The Best Kind Of Lawn For Shady Backyards

When you're in the dog days of summer, shade is a priceless commodity. You can kick back with a cold drink and forget that it feels like 100% humidity outside. When you're trying to grow a lush, healthy lawn, though, shade can feel like more of a curse. 

Thankfully, there are varieties of grass that can thrive with only a few hours of sunlight per day. It's important to note that, if there's an area of your yard that doesn't receive any light whatsoever, growing grass just isn't going to happen for you. In that instance, you'll want to consider options like a rock garden, a water feature, or an assortment of shade-loving plants like hostas (if you go one of these routes, make sure your garden tools are primed and ready).

If you know your shady backyard still gets enough light, you need to determine if your area grows warm-season grass or cool-season grass. "Cool-season grasses thrive in regions with early spring and fall temperatures between 65 and 80 degrees Fahrenheit, such as Northern California, the Pacific Northwest, the upper Great Plains, the upper Midwest, and New England," according to "Warm-season grasses grow best in regions with summer temperatures ranging between 75 to 90 degrees, such as the Deep South and the lower southeast and southwest." 

Now that you know which category your lawn falls into, read on to find out what types of grass will work best for your shady backyard.

The best cool-season grass

With its attractive dark-green shade and deep root system, fescue is a favorite choice for cool-season lawns.

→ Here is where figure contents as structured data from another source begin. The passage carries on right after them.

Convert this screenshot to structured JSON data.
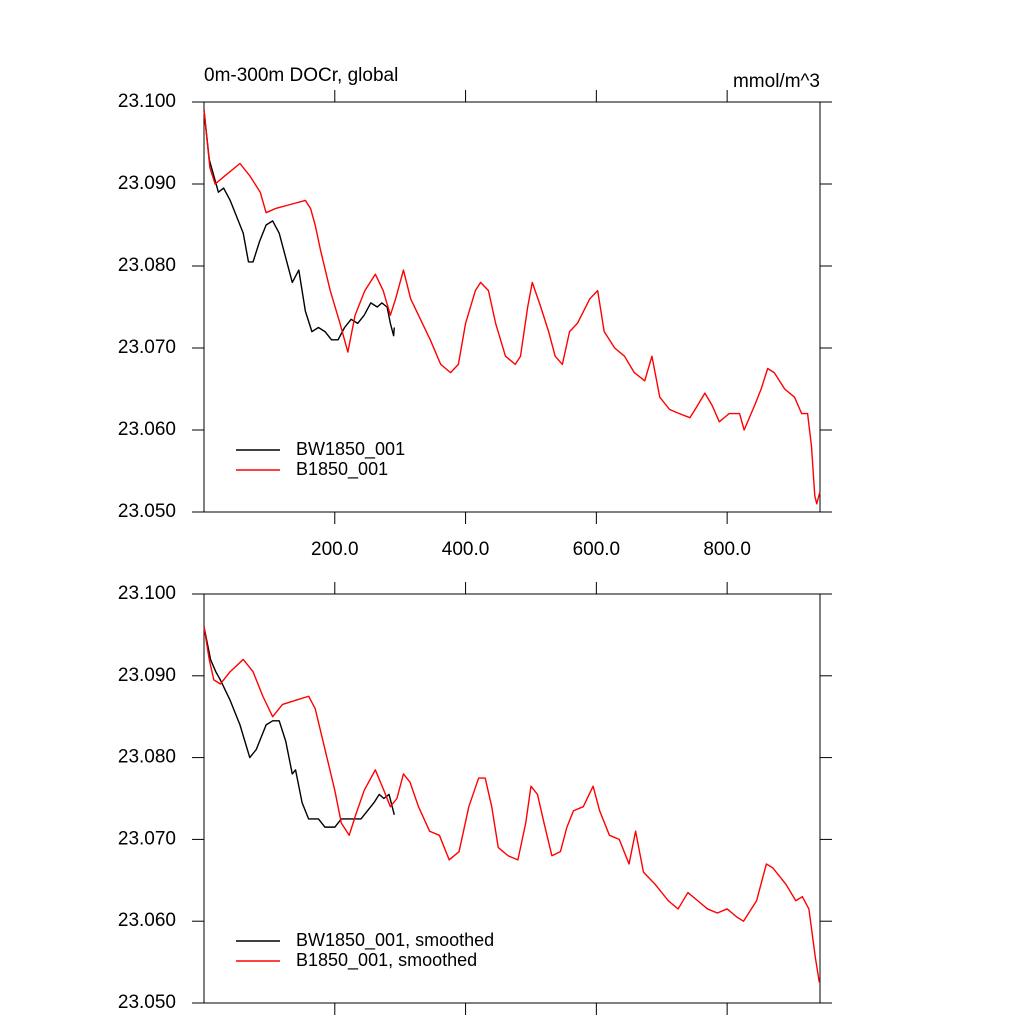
{
  "chart_data": [
    {
      "type": "line",
      "title": "0m-300m DOCr, global",
      "units": "mmol/m^3",
      "xlim": [
        0,
        942
      ],
      "ylim": [
        23.05,
        23.1
      ],
      "xticks": [
        {
          "value": 200,
          "label": "200.0"
        },
        {
          "value": 400,
          "label": "400.0"
        },
        {
          "value": 600,
          "label": "600.0"
        },
        {
          "value": 800,
          "label": "800.0"
        }
      ],
      "yticks": [
        {
          "value": 23.05,
          "label": "23.050"
        },
        {
          "value": 23.06,
          "label": "23.060"
        },
        {
          "value": 23.07,
          "label": "23.070"
        },
        {
          "value": 23.08,
          "label": "23.080"
        },
        {
          "value": 23.09,
          "label": "23.090"
        },
        {
          "value": 23.1,
          "label": "23.100"
        }
      ],
      "legend": "lower left",
      "series": [
        {
          "name": "BW1850_001",
          "color": "#000000",
          "x": [
            0,
            8,
            15,
            22,
            30,
            40,
            50,
            60,
            68,
            75,
            85,
            95,
            105,
            115,
            125,
            135,
            145,
            155,
            165,
            175,
            185,
            195,
            205,
            215,
            225,
            235,
            245,
            255,
            265,
            272,
            280,
            285,
            290,
            291
          ],
          "values": [
            23.099,
            23.093,
            23.091,
            23.089,
            23.0895,
            23.088,
            23.086,
            23.084,
            23.0805,
            23.0805,
            23.083,
            23.085,
            23.0855,
            23.084,
            23.081,
            23.078,
            23.0795,
            23.0745,
            23.072,
            23.0725,
            23.072,
            23.071,
            23.071,
            23.0725,
            23.0735,
            23.073,
            23.074,
            23.0755,
            23.075,
            23.0755,
            23.075,
            23.073,
            23.0715,
            23.0725
          ]
        },
        {
          "name": "B1850_001",
          "color": "#ff0000",
          "x": [
            0,
            9,
            17,
            32,
            55,
            70,
            86,
            95,
            109,
            132,
            155,
            163,
            170,
            178,
            193,
            208,
            220,
            231,
            246,
            262,
            274,
            285,
            293,
            305,
            316,
            328,
            346,
            362,
            377,
            389,
            400,
            415,
            423,
            435,
            446,
            461,
            476,
            484,
            495,
            502,
            515,
            527,
            537,
            548,
            559,
            571,
            590,
            602,
            612,
            628,
            643,
            658,
            674,
            685,
            697,
            712,
            727,
            743,
            751,
            766,
            777,
            788,
            803,
            819,
            826,
            842,
            852,
            862,
            872,
            888,
            903,
            914,
            923,
            929,
            934,
            937,
            942
          ],
          "values": [
            23.099,
            23.092,
            23.09,
            23.091,
            23.0925,
            23.091,
            23.089,
            23.0865,
            23.087,
            23.0875,
            23.088,
            23.087,
            23.085,
            23.082,
            23.077,
            23.073,
            23.0695,
            23.074,
            23.077,
            23.079,
            23.077,
            23.074,
            23.076,
            23.0795,
            23.076,
            23.074,
            23.071,
            23.068,
            23.067,
            23.068,
            23.073,
            23.077,
            23.078,
            23.077,
            23.073,
            23.069,
            23.068,
            23.069,
            23.075,
            23.078,
            23.075,
            23.072,
            23.069,
            23.068,
            23.072,
            23.073,
            23.076,
            23.077,
            23.072,
            23.07,
            23.069,
            23.067,
            23.066,
            23.069,
            23.064,
            23.0625,
            23.062,
            23.0615,
            23.0625,
            23.0645,
            23.063,
            23.061,
            23.062,
            23.062,
            23.06,
            23.063,
            23.065,
            23.0675,
            23.067,
            23.065,
            23.064,
            23.062,
            23.062,
            23.058,
            23.052,
            23.051,
            23.0525
          ]
        }
      ]
    },
    {
      "type": "line",
      "xlim": [
        0,
        942
      ],
      "ylim": [
        23.05,
        23.1
      ],
      "xticks": [
        200,
        400,
        600,
        800
      ],
      "yticks": [
        {
          "value": 23.05,
          "label": "23.050"
        },
        {
          "value": 23.06,
          "label": "23.060"
        },
        {
          "value": 23.07,
          "label": "23.070"
        },
        {
          "value": 23.08,
          "label": "23.080"
        },
        {
          "value": 23.09,
          "label": "23.090"
        },
        {
          "value": 23.1,
          "label": "23.100"
        }
      ],
      "legend": "lower left",
      "series": [
        {
          "name": "BW1850_001, smoothed",
          "color": "#000000",
          "x": [
            0,
            10,
            18,
            25,
            40,
            55,
            70,
            80,
            95,
            105,
            115,
            125,
            135,
            140,
            150,
            160,
            175,
            185,
            200,
            210,
            225,
            240,
            250,
            260,
            268,
            275,
            283,
            291
          ],
          "values": [
            23.096,
            23.092,
            23.0905,
            23.0895,
            23.087,
            23.084,
            23.08,
            23.081,
            23.084,
            23.0845,
            23.0845,
            23.082,
            23.078,
            23.0785,
            23.0745,
            23.0725,
            23.0725,
            23.0715,
            23.0715,
            23.0725,
            23.0725,
            23.0725,
            23.0735,
            23.0745,
            23.0755,
            23.075,
            23.0755,
            23.073
          ]
        },
        {
          "name": "B1850_001, smoothed",
          "color": "#ff0000",
          "x": [
            0,
            8,
            15,
            25,
            40,
            60,
            75,
            90,
            105,
            120,
            140,
            160,
            170,
            185,
            200,
            210,
            222,
            232,
            245,
            262,
            275,
            285,
            295,
            305,
            315,
            328,
            345,
            360,
            375,
            390,
            405,
            420,
            430,
            440,
            450,
            465,
            480,
            492,
            500,
            510,
            520,
            532,
            545,
            555,
            565,
            580,
            595,
            605,
            620,
            635,
            650,
            660,
            672,
            690,
            710,
            725,
            740,
            755,
            770,
            785,
            800,
            815,
            825,
            845,
            860,
            870,
            880,
            890,
            905,
            915,
            925,
            935,
            941
          ],
          "values": [
            23.096,
            23.092,
            23.0895,
            23.089,
            23.0905,
            23.092,
            23.0905,
            23.0875,
            23.085,
            23.0865,
            23.087,
            23.0875,
            23.086,
            23.081,
            23.076,
            23.072,
            23.0705,
            23.073,
            23.076,
            23.0785,
            23.076,
            23.074,
            23.075,
            23.078,
            23.077,
            23.074,
            23.071,
            23.0705,
            23.0675,
            23.0685,
            23.074,
            23.0775,
            23.0775,
            23.074,
            23.069,
            23.068,
            23.0675,
            23.072,
            23.0765,
            23.0755,
            23.072,
            23.068,
            23.0685,
            23.0715,
            23.0735,
            23.074,
            23.0765,
            23.0735,
            23.0705,
            23.07,
            23.067,
            23.071,
            23.066,
            23.0645,
            23.0625,
            23.0615,
            23.0635,
            23.0625,
            23.0615,
            23.061,
            23.0615,
            23.0605,
            23.06,
            23.0625,
            23.067,
            23.0665,
            23.0655,
            23.0645,
            23.0625,
            23.063,
            23.0615,
            23.0555,
            23.0525
          ]
        }
      ]
    }
  ]
}
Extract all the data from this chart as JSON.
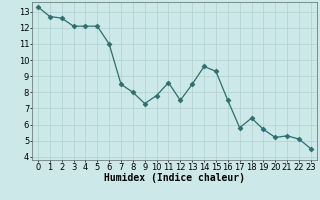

The Lawn Institute says that the strengths of this grass include its "fine leaf texture, shade tolerance, low maintenance requirements, slowly spreading growth habit, winter hardiness, and good drought tolerance when compared to other cool-season grades." Gardening Know How specifically touts red creeping fescue as a solution to your shady lawn woes, as it performs exceptionally well and has an excellent track record.

The Lawn Institute recommends mowing fescue every one or two weeks during the growing season, and you want to set your rotary mower height between one-and-a-half and three inches. You'll definitely want to fertilize with nitrogen and possibly add other nutrients, like potassium or phosphorus, but the necessity for additional fertilizing is based on the individual needs of your lawn, which can be determined by soil testing. Once you've got your cool-season yard looking lush and healthy, you can add some easy garden plants to complete your outdoor oasis.

The best warm-season grass

While there are several great options for your shady backyard in a warm-season climate, you can't go wrong with St. Augustine grass. "St. Augustine creates a smooth even turf which is tolerant to extremely high temperatures and low moisture," per Gardening Know How. "It retains its color longer than other warm-season grasses when exposed to cool temperatures and requires infrequent mowing." The pros for using this grass certainly outweigh the cons, though it's important to note that it's a coarser grass, which means it won't feel nice and soft under your feet. If grass texture is a make-or-break point for you, St. Augustine might not be totally out of the running. The Lawn Institute says that advancements in plant breeding have created new varieties with a "finer leaf texture."

St. Augustine grass needs to be planted as sod or plugs, not seed. You'll want to mow weekly, with the rotary mower set between two-and-a-half and three-and-a-half inches, per The Lawn Institute. Once your lawn is ready to enjoy, make sure to keep mosquitoes at bay so nothing gets in the way of your sizzling summer fun.